1912 – L’Unione Sindacale Italiana, la scissione del sindacalismo rivoluzionario
È la fine di novembre del 1912, e a Modena dal 23 al 25 si riuniscono i sindacalisti rivoluzionari per il loro Congresso fondativo, da cui nacque l’Unione sindacale italiana che getta le sue origini nel 1907, quando a Parma venne costituito un Comitato Nazionale della Resistenza di impronta sindacalista rivoluzionaria, dotato di un proprio giornale, L’Internazionale. I promotori erano sindacalisti apertamente ostili all'indirizzo riformista della neocostituita Confederazione Generale del Lavoro.
Fin dall’inizio l’organizzazione raccolse circa centomila iscritti e accrebbe rapidamente il proprio peso politico, diffondendosi soprattutto a Milano, dove rimase a lungo protagonista. Il programma dei rivoluzionari prevedeva il rifiuto della lotta politica, della mediazione parlamentare, del partito e dello Stato. La loro linea privilegiava l’azione spontanea delle masse, lo sciopero rivoluzionario come strumento di abbattimento dello Stato e il boicottaggio della produzione capitalistica.
1913 – Il legame di Giacomo Matteotti con il Polesine
Anno 1913, il governo vara un nuovo codice di procedura penale. A contestare la parte sulla figura del Pubblico ministero, pensato come figura terza e non come accusa, è Giacomo Matteotti nel ruolo inedito di giurista. Si perché Matteotti è principalmente un politico e un sindacalista. Il Polesine è stata la sua palestra come amministratore comunale e organizzatore di leghe contadine. Un vero e proprio tirocinio che svolge interamente nella sua terra, il Polesine, la provincia di Rovigo, una delle aree più povere, sconosciute e abbandonate della Penisola.

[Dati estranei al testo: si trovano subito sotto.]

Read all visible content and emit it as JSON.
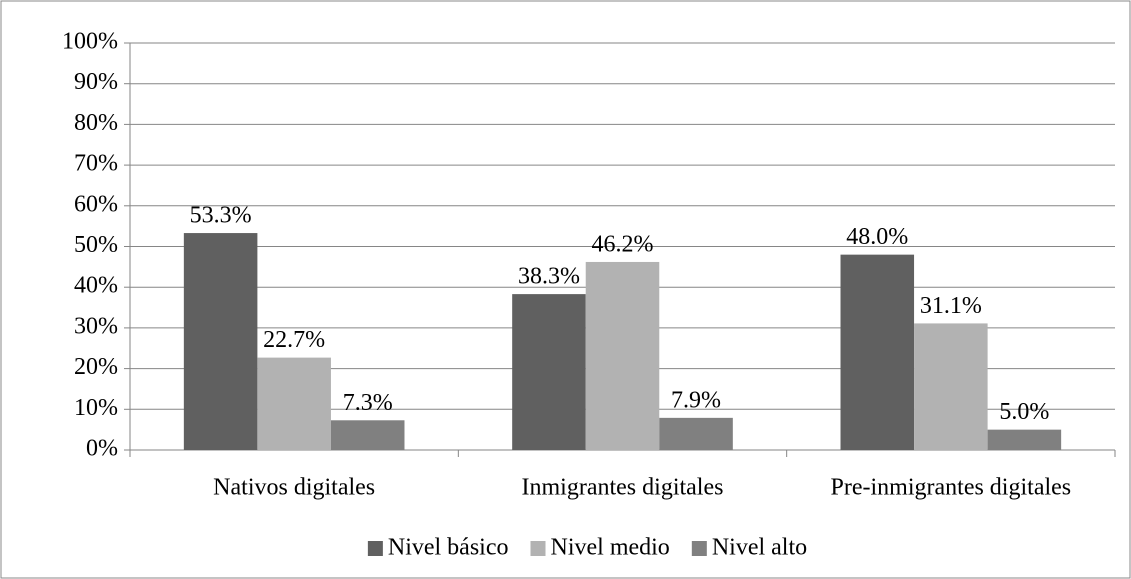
{
  "chart_data": {
    "type": "bar",
    "categories": [
      "Nativos digitales",
      "Inmigrantes digitales",
      "Pre-inmigrantes digitales"
    ],
    "series": [
      {
        "name": "Nivel básico",
        "color": "#606060",
        "values": [
          53.3,
          38.3,
          48.0
        ],
        "value_labels": [
          "53.3%",
          "38.3%",
          "48.0%"
        ]
      },
      {
        "name": "Nivel medio",
        "color": "#b2b2b2",
        "values": [
          22.7,
          46.2,
          31.1
        ],
        "value_labels": [
          "22.7%",
          "46.2%",
          "31.1%"
        ]
      },
      {
        "name": "Nivel alto",
        "color": "#808080",
        "values": [
          7.3,
          7.9,
          5.0
        ],
        "value_labels": [
          "7.3%",
          "7.9%",
          "5.0%"
        ]
      }
    ],
    "ylim": [
      0,
      100
    ],
    "yticks": [
      {
        "value": 0,
        "label": "0%"
      },
      {
        "value": 10,
        "label": "10%"
      },
      {
        "value": 20,
        "label": "20%"
      },
      {
        "value": 30,
        "label": "30%"
      },
      {
        "value": 40,
        "label": "40%"
      },
      {
        "value": 50,
        "label": "50%"
      },
      {
        "value": 60,
        "label": "60%"
      },
      {
        "value": 70,
        "label": "70%"
      },
      {
        "value": 80,
        "label": "80%"
      },
      {
        "value": 90,
        "label": "90%"
      },
      {
        "value": 100,
        "label": "100%"
      }
    ],
    "grid": true,
    "legend": "bottom"
  }
}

Matteotti svolge un’attività che sta a cavallo tra le dimensioni della militanza, del mutualismo e della direzione politica: in questo senso rappresenta alla perfezione un preciso tipo sociale, sarebbe a dire quella borghesia progressista e delle professioni liberali che ruota attorno al Psi e che è solidale, politicamente e praticamente, con i ceti e i gruppi sociali subalterni, partecipando e sostenendo le lotte che questi gruppi animano, ma mettendo anche a disposizione la propria professionalità dentro una logica solidaristica e mutualistica.
1914 – La settimana Rossa
1914. Quasi seicento persone stanno lasciando Villa Rossa, il circolo repubblicano di Ancona. Due ali della polizia li stringono ai lati, costringendoli ad avanzare in fila indiana attraverso Piazza Roma, mentre la banda militare sta finendo il suo concerto. Poi, tre squilli di tromba: è l’inizio dello scontro. La Settimana Rossa fu un’ondata di proteste e rivolte popolari che attraversò l’Italia centrale tra il 7 e il 14 giugno 1914, soprattutto nelle Marche e in parte dell’Emilia-Romagna e della Toscana. Rappresentò uno dei momenti più intensi di conflitto sociale dell’Italia liberale alla vigilia della Prima guerra mondiale.
La Settimana Rossa segnò un punto di svolta: mise in luce la frattura tra Stato e masse popolari, ma anche l’incapacità delle sinistre di trasformare la protesta in cambiamento politico duraturo. Pochi mesi dopo la guerra avrebbe mutato radicalmente il quadro, aprendo la strada alle tensioni del dopoguerra e all’ascesa del fascismo.
La sua lezione fu profonda: la forza dei lavoratori non sta solo nell’esplosione del conflitto, ma nella capacità di organizzarlo e trasformarlo in diritti duraturi, rafforzando l’idea di un sindacato confederale come presidio di democrazia e giustizia sociale.